Four years after the COVID-19 pandemic began, long COVID remains an unsolved, complex and urgent healthcare crisis. According to the Centers for Disease Control and Prevention, 1 in 9 adults in the United States who have ever had COVID-19 continue to experience long COVID with a wide range of symptoms. Many symptoms are debilitating, affecting patients’ ability to work and go to school.
To bolster long COVID research efforts, the National Institutes of Health (NIH) is investing an additional $515 million over the next four years into the Researching COVID to Enhance Recovery (RECOVER) Initiative, a nationwide research program to fully understand, diagnose and treat long COVID. Launched in 2021 with $1.15 billion in Congressional appropriations, the RECOVER Initiative is taking a systematic, comprehensive and rigorous approach to improve our understanding of long COVID and increase the odds of identifying treatments that work.
Infection-associated chronic conditions, such as long COVID, have been notoriously difficult to solve. Despite years of research, the underlying biological mechanisms for conditions such as myalgic encephalomyelitis/chronic fatigue syndrome (ME/CFS), post-treatment Lyme disease syndrome and a host of other infection-associated chronic conditions have not been identified, and many symptoms of these conditions remain difficult to treat. However, unlike some infection-associated chronic conditions for which the source of infection is unknown, we know that long COVID is caused by the SARS-CoV-2 virus, which may prove advantageous in research.
Nearly 90,000 adults and children are participating in RECOVER observational studies through more than 300 clinical research sites across the country. RECOVER sites have directly recruited more than 30,000 new people, including children and pregnant people, and simultaneously incorporated data from ongoing longitudinal studies to nearly triple RECOVER’s number of participants. The amount of data being produced is unparalleled compared to any program in the world. Deidentified data and biospecimens from RECOVER are accessible and used by researchers and scientists to unravel this complex disease.
RECOVER findings, including the identification of major symptom clusters, are helping clinical researchers broaden the identification of long COVID in their patients and ultimately helping to inform diagnosis, treatment and care for all those suffering from long COVID. Findings from across RECOVER, including cohort, pathobiology and electronic health record studies and valuable input from RECOVER patient representatives, have collectively informed the design of RECOVER clinical trials and the selection of at least 13 potential interventions and combination of interventions, four of which began last year. Additional clinical trials are expected to begin in the coming months.
New publications reporting on RECOVER-supported research are emerging at a swift pace, providing critical insights on the disease.

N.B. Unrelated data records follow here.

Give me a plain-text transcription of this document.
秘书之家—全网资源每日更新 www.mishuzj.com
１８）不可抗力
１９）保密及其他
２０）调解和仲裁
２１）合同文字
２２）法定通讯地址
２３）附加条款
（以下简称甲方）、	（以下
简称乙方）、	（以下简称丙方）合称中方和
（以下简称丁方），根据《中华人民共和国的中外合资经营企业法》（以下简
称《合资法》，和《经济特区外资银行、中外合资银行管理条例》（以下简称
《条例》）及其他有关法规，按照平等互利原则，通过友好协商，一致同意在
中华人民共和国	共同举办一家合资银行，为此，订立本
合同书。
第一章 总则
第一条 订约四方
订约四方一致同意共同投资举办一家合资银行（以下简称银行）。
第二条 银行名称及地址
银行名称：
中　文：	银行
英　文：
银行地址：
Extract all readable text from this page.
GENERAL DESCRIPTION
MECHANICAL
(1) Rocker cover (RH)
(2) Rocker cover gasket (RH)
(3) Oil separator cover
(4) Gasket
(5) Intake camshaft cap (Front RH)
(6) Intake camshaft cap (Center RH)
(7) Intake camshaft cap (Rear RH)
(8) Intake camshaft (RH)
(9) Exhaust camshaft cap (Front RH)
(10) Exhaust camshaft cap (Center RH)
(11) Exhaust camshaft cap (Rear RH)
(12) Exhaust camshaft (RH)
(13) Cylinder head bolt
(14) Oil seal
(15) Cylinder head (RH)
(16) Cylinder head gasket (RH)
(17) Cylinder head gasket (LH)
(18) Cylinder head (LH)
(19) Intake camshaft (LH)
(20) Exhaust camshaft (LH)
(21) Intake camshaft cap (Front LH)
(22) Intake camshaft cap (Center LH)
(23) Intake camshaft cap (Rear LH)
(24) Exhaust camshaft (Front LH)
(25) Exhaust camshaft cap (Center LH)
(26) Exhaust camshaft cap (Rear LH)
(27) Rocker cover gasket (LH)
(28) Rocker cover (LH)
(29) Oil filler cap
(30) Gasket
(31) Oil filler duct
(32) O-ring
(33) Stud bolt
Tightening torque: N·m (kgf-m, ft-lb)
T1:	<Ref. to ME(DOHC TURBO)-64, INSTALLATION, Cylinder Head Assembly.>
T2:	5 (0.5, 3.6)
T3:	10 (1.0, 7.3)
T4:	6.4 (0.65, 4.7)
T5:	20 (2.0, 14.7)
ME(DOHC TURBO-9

Recent RECOVER studies have found that severe cases of COVID-19 can change which genes are turned on or off in certain stem cells; that individuals with comorbid conditions, such as HIV, may have more severe long-lasting symptoms following COVID-19 infection; that virus can persist in tissues for many months, perhaps years, following initial infection; and there may be changes in the immune system in people with long COVID.
NIH expects this investment of time and resources in building a research program of this scale, scope and rigor will increase the odds in finding treatments that work. The $515 million in additional funding will build on and continue this important work by:
- Testing additional interventions in clinical trials to find effective treatments to reduce the burden of long COVID.
- Deepening our understanding of how SARS-CoV-2 affects each part of the body as it triggers long COVID and identifying potential biological targets for diagnosis and treatment.
- Investigating longer-term effects of SARS-CoV-2 infection in adults and children to understand who fully recovers over the long term, how the virus affects risk for other diseases such as diabetes, cancer and neurological disorders, and factors and interventions that contribute to recovery.
- Maintaining support for data management and research infrastructure to continue the collection, integration, analysis and storage of many diverse types of clinical data and biospecimens necessary to further understand the effects of COVID-19 and inform interventions.
These studies, and others will provide important insights into long COVID and will improve our understanding of other infection-associated chronic conditions with similar symptoms to inform treatments.
Specific research plans are in development and specific allocations of the new funding may be adjusted to address changing scientific, clinical and public health questions. RECOVER clinical trials use a flexible framework to rapidly identify treatments that work, remove those that don’t and add new interventions for testing. NIH will continue to engage with the many communities that make up RECOVER, including patient and community representatives, advocates, researchers and clinicians, to gather input on potential research and clinical approaches.
NIH is committed to working with our partners to provide solutions for those with long COVID.
Monica M. Bertagnolli, MD
Director
National Institutes of Health
This director’s statement was published by the National Institutes of Health on February 13, 2024.